Vietnam’s foreign exchange market reached US$3.4 billion in 2024 and is forecast to more than double to US$7.9 billion by 2033, with an expected compound annual growth rate (CAGR) of 9.61 percent during 2025–2033. The sector is expanding on the back of robust exports, foreign direct investment, and growing financial market sophistication, according to a report from IMARC Group.
Key points in the report include:
- Market size: US$3.4 billion in 2024
- Forecast: US$7.9 billion by 2033
- Growth rate: 9.61% CAGR (2025–2033)
- The market operates under a managed float regime directed by the State Bank of Vietnam (SBV)
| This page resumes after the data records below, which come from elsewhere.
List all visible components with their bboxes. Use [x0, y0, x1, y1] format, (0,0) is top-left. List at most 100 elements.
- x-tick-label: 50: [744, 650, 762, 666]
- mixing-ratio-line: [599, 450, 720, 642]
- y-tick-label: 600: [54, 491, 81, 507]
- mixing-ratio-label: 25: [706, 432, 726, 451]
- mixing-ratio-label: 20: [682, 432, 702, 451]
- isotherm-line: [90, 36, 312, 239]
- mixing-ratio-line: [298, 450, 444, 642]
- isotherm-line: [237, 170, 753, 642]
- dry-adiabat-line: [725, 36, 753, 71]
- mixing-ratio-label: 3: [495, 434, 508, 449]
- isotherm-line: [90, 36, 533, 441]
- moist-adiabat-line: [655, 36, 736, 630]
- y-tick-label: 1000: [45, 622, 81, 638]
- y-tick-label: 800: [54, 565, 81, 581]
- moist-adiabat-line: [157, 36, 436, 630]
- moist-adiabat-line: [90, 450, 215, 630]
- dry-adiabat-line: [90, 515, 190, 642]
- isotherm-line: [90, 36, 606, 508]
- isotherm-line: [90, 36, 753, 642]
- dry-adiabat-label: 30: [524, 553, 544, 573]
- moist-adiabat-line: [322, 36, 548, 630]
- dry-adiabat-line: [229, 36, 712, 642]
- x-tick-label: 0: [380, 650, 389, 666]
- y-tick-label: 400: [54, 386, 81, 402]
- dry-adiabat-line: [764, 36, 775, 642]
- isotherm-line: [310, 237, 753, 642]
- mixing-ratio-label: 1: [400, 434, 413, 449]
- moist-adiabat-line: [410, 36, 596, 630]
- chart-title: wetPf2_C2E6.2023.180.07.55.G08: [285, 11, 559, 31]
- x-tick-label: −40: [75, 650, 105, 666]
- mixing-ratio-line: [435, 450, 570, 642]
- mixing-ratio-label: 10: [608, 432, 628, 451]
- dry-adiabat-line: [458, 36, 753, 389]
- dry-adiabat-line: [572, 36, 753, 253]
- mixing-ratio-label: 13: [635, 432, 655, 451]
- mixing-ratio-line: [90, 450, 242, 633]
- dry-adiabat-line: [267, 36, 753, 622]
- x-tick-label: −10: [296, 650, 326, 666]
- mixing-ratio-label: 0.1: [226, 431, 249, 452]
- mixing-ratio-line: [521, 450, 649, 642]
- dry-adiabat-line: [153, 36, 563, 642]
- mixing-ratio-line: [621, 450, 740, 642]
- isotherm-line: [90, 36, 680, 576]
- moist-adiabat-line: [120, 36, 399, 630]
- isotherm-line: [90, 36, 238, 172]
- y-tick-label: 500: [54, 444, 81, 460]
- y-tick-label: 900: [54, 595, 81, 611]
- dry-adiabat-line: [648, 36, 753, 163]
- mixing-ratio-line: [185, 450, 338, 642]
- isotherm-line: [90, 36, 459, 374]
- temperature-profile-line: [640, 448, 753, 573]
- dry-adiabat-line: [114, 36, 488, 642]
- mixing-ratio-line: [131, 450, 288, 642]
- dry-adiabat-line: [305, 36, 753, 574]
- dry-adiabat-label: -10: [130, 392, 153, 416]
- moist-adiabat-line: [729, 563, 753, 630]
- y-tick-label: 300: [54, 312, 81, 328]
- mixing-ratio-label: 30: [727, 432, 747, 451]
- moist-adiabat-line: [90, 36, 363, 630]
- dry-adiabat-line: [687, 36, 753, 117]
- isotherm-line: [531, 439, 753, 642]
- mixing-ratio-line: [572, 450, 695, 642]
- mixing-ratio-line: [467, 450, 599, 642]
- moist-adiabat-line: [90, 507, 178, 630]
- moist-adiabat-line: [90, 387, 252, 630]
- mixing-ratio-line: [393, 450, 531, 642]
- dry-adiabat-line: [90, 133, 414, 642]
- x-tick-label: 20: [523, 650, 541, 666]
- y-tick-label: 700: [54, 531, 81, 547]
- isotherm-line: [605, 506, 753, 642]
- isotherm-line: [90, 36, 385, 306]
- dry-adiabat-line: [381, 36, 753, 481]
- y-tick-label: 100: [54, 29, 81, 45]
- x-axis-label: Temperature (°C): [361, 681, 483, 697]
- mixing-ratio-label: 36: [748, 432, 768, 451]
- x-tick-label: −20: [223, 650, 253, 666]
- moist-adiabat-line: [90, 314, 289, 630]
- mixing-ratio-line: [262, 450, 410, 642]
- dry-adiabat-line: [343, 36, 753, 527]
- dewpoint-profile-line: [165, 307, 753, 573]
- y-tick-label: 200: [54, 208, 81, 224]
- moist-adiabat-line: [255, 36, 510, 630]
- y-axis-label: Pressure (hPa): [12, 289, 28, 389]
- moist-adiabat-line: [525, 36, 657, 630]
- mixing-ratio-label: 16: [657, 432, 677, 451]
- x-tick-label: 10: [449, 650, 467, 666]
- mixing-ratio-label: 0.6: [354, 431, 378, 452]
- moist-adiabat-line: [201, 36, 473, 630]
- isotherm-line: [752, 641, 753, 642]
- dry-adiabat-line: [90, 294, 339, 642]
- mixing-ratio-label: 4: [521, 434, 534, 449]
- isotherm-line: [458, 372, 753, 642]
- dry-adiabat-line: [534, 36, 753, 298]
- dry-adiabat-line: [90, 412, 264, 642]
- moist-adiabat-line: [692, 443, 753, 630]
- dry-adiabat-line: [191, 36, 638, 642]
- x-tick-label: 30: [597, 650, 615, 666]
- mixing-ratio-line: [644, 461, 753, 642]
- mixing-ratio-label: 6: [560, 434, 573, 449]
- US dollar remains dominant in currency trading, supported by rising FDI and trade volumes
- Remittances and exports from manufacturing help boost foreign currency supply
- The SBV intervenes regularly to stabilise the exchange rate and limit inflation
- Strong digital infrastructure, regulatory clarity, and trade liberalisation underpin further growth
As Vietnam becomes more integrated into global trade and supply chains, demand for a stable and efficient foreign exchange market is rising. Increasing foreign capital flows, enhanced trading platforms, and the continued liberalisation of Vietnam’s financial system are expected to attract more global participation. With FDI rising and export sectors expanding, the foreign exchange market will play an increasingly strategic role in supporting macroeconomic stability and capital mobility.